1959 painting by Salvador Dalí

The Discovery of America by Christopher Columbus is a painting by the Spanish artist Salvador Dalí, begun in 1958 and finished in 1959. It is over 14 feet tall and over 9 feet wide (410 x 284 cm; 161.4 x 111.8 in), one in a series of large paintings Dalí did during this era.

==Description==
This work is an ambitious homage to Dalí's Spain. It combines Spanish history, religion, art, and myth into a unified whole. It was commissioned for Huntington Hartford for the opening of his Museum Gallery of Modern Art in New York's 2 Columbus Circle. At this time, some Catalan historians were claiming that Columbus was actually from Catalonia, not Italy, making the discovery all the more relevant for Dalí, who was also from this region of Spain.

The eponymous painting deals with Christopher Columbus's first landing in the New World. It depicts the event metaphorically rather than aiming for historical accuracy. Columbus is depicted not as a middle-aged mariner, but as an adolescent boy in a classical robe to symbolize America as a young continent with its best years ahead of it.

Dalí, in a period of intense interest in Roman Catholic mysticism at the time, symbolically portrayed Columbus bringing Christianity and the true church to a new world as a great and holy accomplishment.

Gala Dalí, the painter's wife, whom he often depicted as the Virgin Mary, poses for the role of The Blessed Virgin (or according to some commentators Saint Helena) on the banner in the right hand of Columbus. She appears as a Saint, suggesting that she is Dalí's muse and that she is responsible for his own, "Discovery of America".

Dalí painted himself in the background as a kneeling monk holding a crucifix. Dalí's belief that Columbus was Catalan is represented by the incorporation of the old Catalan flag.

The painting contains numerous references to the works of Diego Velázquez (specifically The Surrender of Breda), a Spanish painter who had died 300 years earlier, and who influenced both Dalí's painting and his moustache. Dalí borrows the spears from that painting and places them on the right hand side of his work. Within these spears, Dalí has painted the image of a crucified Christ, which was based on a drawing by the Spanish mystic, St. John.

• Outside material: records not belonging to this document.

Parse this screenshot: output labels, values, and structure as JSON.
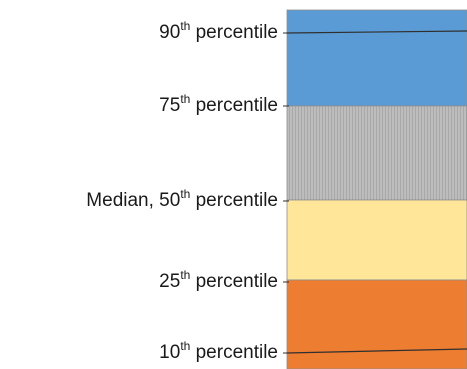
{
  "chart_data": {
    "type": "box-legend",
    "labels": [
      {
        "id": "p90",
        "prefix": "",
        "number": "90",
        "sup": "th",
        "suffix": " percentile"
      },
      {
        "id": "p75",
        "prefix": "",
        "number": "75",
        "sup": "th",
        "suffix": " percentile"
      },
      {
        "id": "p50",
        "prefix": "Median, ",
        "number": "50",
        "sup": "th",
        "suffix": " percentile"
      },
      {
        "id": "p25",
        "prefix": "",
        "number": "25",
        "sup": "th",
        "suffix": " percentile"
      },
      {
        "id": "p10",
        "prefix": "",
        "number": "10",
        "sup": "th",
        "suffix": " percentile"
      }
    ],
    "bands": [
      {
        "id": "upper",
        "from": "75th percentile",
        "to": "90th percentile and above",
        "color": "#5b9bd5",
        "pattern": "none"
      },
      {
        "id": "upper-mid",
        "from": "Median",
        "to": "75th percentile",
        "color": "#bfbfbf",
        "pattern": "vertical-hatch"
      },
      {
        "id": "lower-mid",
        "from": "25th percentile",
        "to": "Median",
        "color": "#ffe699",
        "pattern": "none"
      },
      {
        "id": "lower",
        "from": "10th percentile and below",
        "to": "25th percentile",
        "color": "#ed7d31",
        "pattern": "none"
      }
    ],
    "marker_lines": [
      "90th percentile",
      "10th percentile"
    ],
    "line_color": "#2f2f2f"
  }
}
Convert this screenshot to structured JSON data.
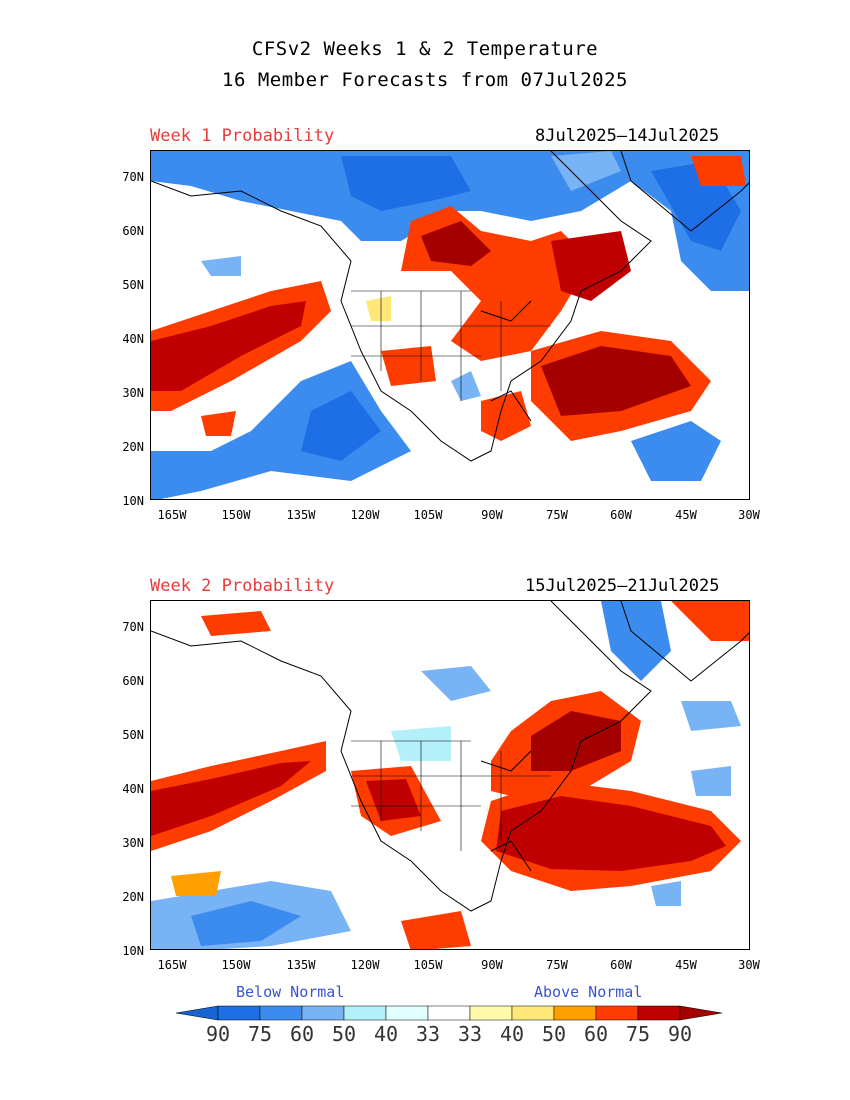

In the bottom center of the painting, on the beach a few steps in front of Columbus, is the bumpy and pockmarked brown sphere of a sea urchin with a curious halo-like ring around it.

==Current status==
The painting now hangs in the Salvador Dalí Museum in St. Petersburg, Florida which provides a permanent home for the collection of A. Reynolds Morse & Eleanor R. Morse.